I applied for unemployment last week, the first time I've been able to do that. Over the past couple of years I've worked for several employers essentially full-time, but I was never on the payroll and considered a freelancer, so when I was ultimately cut loose I was on my own. But thanks to my brief salaried stint here in Bako, the vast untold riches of unemployment have been put at my disposal... $240 a week! While that may be chump change back in LA, that's real money here in Bako. Not that I can get used to it. The minute I accept a piddly $500 contract job, the State of California will consider me FULLY EMPLOYED! and pull the plug.

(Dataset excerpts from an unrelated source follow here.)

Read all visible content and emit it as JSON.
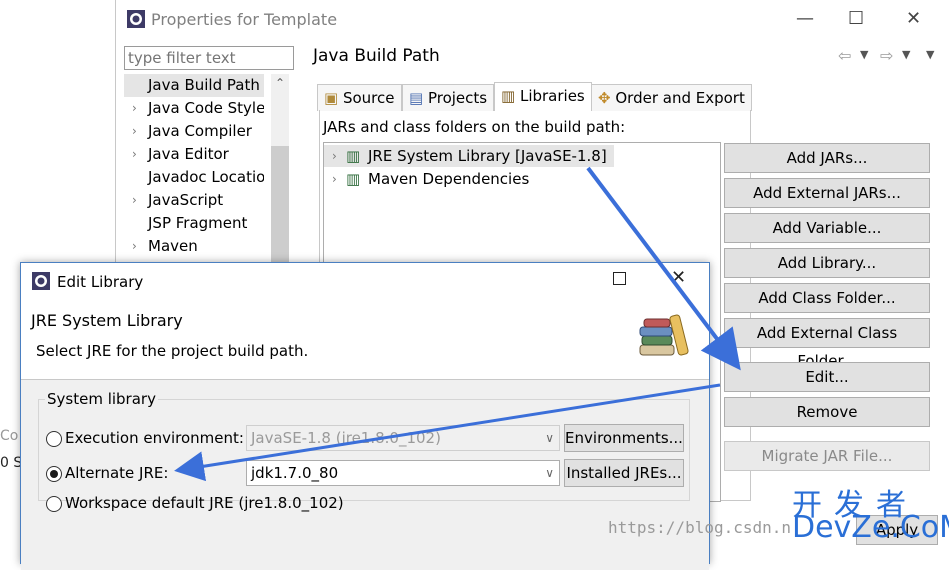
{
  "properties_window": {
    "title": "Properties for Template",
    "minimize": "—",
    "maximize": "☐",
    "close": "✕",
    "filter_placeholder": "type filter text",
    "tree": [
      {
        "label": "Java Build Path",
        "expandable": false,
        "selected": true
      },
      {
        "label": "Java Code Style",
        "expandable": true
      },
      {
        "label": "Java Compiler",
        "expandable": true
      },
      {
        "label": "Java Editor",
        "expandable": true
      },
      {
        "label": "Javadoc Locatior",
        "expandable": false
      },
      {
        "label": "JavaScript",
        "expandable": true
      },
      {
        "label": "JSP Fragment",
        "expandable": false
      },
      {
        "label": "Maven",
        "expandable": true
      }
    ],
    "panel_title": "Java Build Path",
    "tabs": [
      "Source",
      "Projects",
      "Libraries",
      "Order and Export"
    ],
    "active_tab": "Libraries",
    "jars_label": "JARs and class folders on the build path:",
    "libraries": [
      "JRE System Library [JavaSE-1.8]",
      "Maven Dependencies"
    ],
    "buttons": [
      "Add JARs...",
      "Add External JARs...",
      "Add Variable...",
      "Add Library...",
      "Add Class Folder...",
      "Add External Class Folder...",
      "Edit...",
      "Remove",
      "Migrate JAR File..."
    ],
    "bottom_button": "Apply"
  },
  "edit_library_dialog": {
    "title": "Edit Library",
    "heading": "JRE System Library",
    "description": "Select JRE for the project build path.",
    "group_label": "System library",
    "options": [
      {
        "label": "Execution environment:",
        "checked": false,
        "value": "JavaSE-1.8 (jre1.8.0_102)",
        "enabled": false,
        "button": "Environments..."
      },
      {
        "label": "Alternate JRE:",
        "checked": true,
        "value": "jdk1.7.0_80",
        "enabled": true,
        "button": "Installed JREs..."
      },
      {
        "label": "Workspace default JRE (jre1.8.0_102)",
        "checked": false
      }
    ]
  },
  "left_stubs": [
    "Co",
    "0 S"
  ],
  "watermark": {
    "url": "https://blog.csdn.n",
    "cn": "开发者",
    "en": "DevZe.CoM"
  },
  "colors": {
    "arrow": "#3b6fd9",
    "dialog_border": "#4a7fc1",
    "watermark": "#2a6fd6"
  }
}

But I have been methodical over the past week. After a thorough assessment of the Bakersfield job market, an exhaustive review of the available job openings, and with consideration of my art degree and 20 years experience in the advertising business, I've determined there are exactly two career paths available for me...

Tattoo artist and children's face painting.

Although I faint at the sight of blood and I hate children, so both may prove problematic.

The pipe dream of getting work from LA is also proving to be unrealistic. The great promise of the digital age was that we would all be able to telecommute and work out of "virtual offices". And it actually came true for awhile. A year ago when we moved here I was able to maintain the charade of being in LA and accepting work I could do at home. But the Brave New World ran head-on into good old human nature - people are by nature control freaks. No matter how much work you produce off-site, how quickly, you still can't shake the perception among clients that you're really just surfing porn in your underwear on their dime. Plus there's no way to stand over your shoulder and browbeat you when you aren't there, and that is evidently a very important part of the process.

And then you have to add in security concerns. Clients aren't comfortable with all their assets floating around with faceless freelancers. There's always the chance that an un-retouched photo of Julia Roberts could show up online and then heads would roll. Personally, I think that's little more than a red herring. The real concern among clients is that people like me will post the clever, brilliant, groundbreaking work that they've done on their own websites, the work that the clients have almost always KILLED, and then they'll be exposed as the talentless hacks that they are. I've seen it happen before...

"Can you believe THIS is the movie poster they went with... when they could've had THIS?!?!?!?!?!"

Clients HATE that.

The bottom line is most clients want you on-site now, even if it's just for a day or two. And unless I'm prepared to sleep in my car on the streets of Burbank for work, I think trawling for work in LA is beyond pointless.

So that leaves really only one option. Beating the bushes for work here in Bako, going door to door like Willy Loman if necessary. Not my first choice, that's for sure. But it's not like I have choices anymore.